Several public repositories provide transaction data that can be loaded by the gamba library (see Public Repositories in the menu). The data module contains methods for loading some of these sets into the correct format, which are used in the respective replications. If you're loading in a similar data set, feel free to explore the source code of these methods to see how it's done, and modify them for your own needs!

#### prepare_labrie_data[source]

prepare_labrie_data(filename, savedir='labrie_individuals/', loud=False, year=2008)

Splits the original labrie data into CSV files for each individual's transactions and renames the columns to be compatable with the rest of the gamba library.

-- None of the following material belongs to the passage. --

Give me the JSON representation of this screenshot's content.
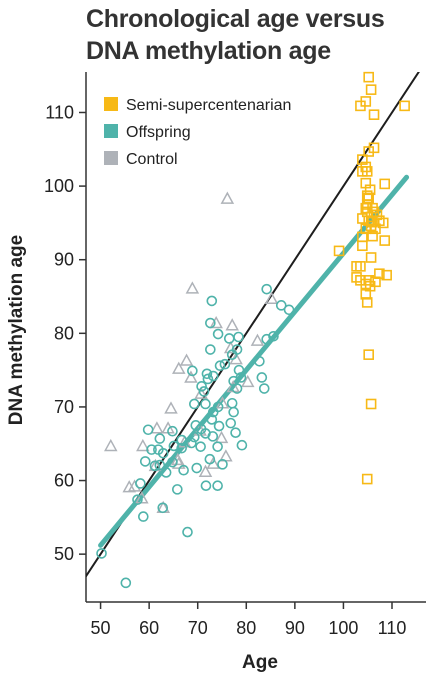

#### prepare_braverman_data[source]

prepare_braverman_data(filename, loud=False)

Splits the original Braverman and Shaffer data into CSV files for each indivdiual's transactions, and renames the columns to be compatable with the rest of the gamba library.

#### prepare_philander_data[source]

prepare_philander_data(filename, loud=False)

Loads in the analytic data set of high-risk internet gamblers and removes the UserID, Sereason, random, and clustering columns as described in Philander's 2014 study.

There's also an generate_bets method which returns a set of example transactions (entirely synthetic) to use as an example throughout the docs or to compare against your own data.

#### generate_bets[source]

generate_bets(n=200)

## Final Checks

It's good practice to check that your column names match those used by the gamba library, and make sure that no extra columns exist. The check_data method below can be given the dataframe, and it will raise an error if anything isn't as it should be;

#### check_data[source]

check_data(dataframe)

Make sure that your data is in the gamba standard format (has the right column names). This method will raise an exception if the format is incorrect, and will do nothing if it is correct.

#### summarise_app[source]

summarise_app(player_bets, dapp=False)

Prints out some basic information about a gambling or gambling-like application given a collection of bets made through that application. Data displayed includes the number of users, the number of game types provided, the number of bets placed, the total value of the bets and the payouts, the time of the first bet, and the time of the last.

#### summarise_providers[source]

summarise_providers(player_bets, providers, game_types=['coinflip', 'onedice', 'twodice', 'roll'])

Create a table containing summary data for providers using a collection of player bets. Summary includes the number of unique users and games, the total value of bets and payouts, the starting and ending block numbers, and the time the starting and ending blocks occurred.

## Plotting

The data module contains some basic visualisation methods which can be applied before any behavioural measures are calculated. This is useful for showing the distributions of player bet sizes, times, payouts, and so on.

#### plot_player_career[source]

plot_player_career(player_df, savename=None)

Creates a candlestick-style plot of a players betting activity over the course of their career. This works best on regularly-spaced sequential data but can also provide insight into intra-session win/loss patterns.

#### plot_player_career_split[source]

plot_player_career_split(player_df)

Plot a player's betting and payout trajectory on a single plot, with green indicating payouts (top) and red indicating bets (bottom). A cumulative value line is also plotted between the two. Note that the player_df must include both bet_size and payout_size columns.

#### plot_provider_dates[source]

plot_provider_dates(player_bets, providers, provider_labels=None)

Visualises the start and end dates of bets from one or more providers on a stacked gantt style plot.

#### plot_provider_bets[source]

plot_provider_bets(player_bets, providers, provider_labels=None)

Visualises the cumulative number of bets from one or more providers.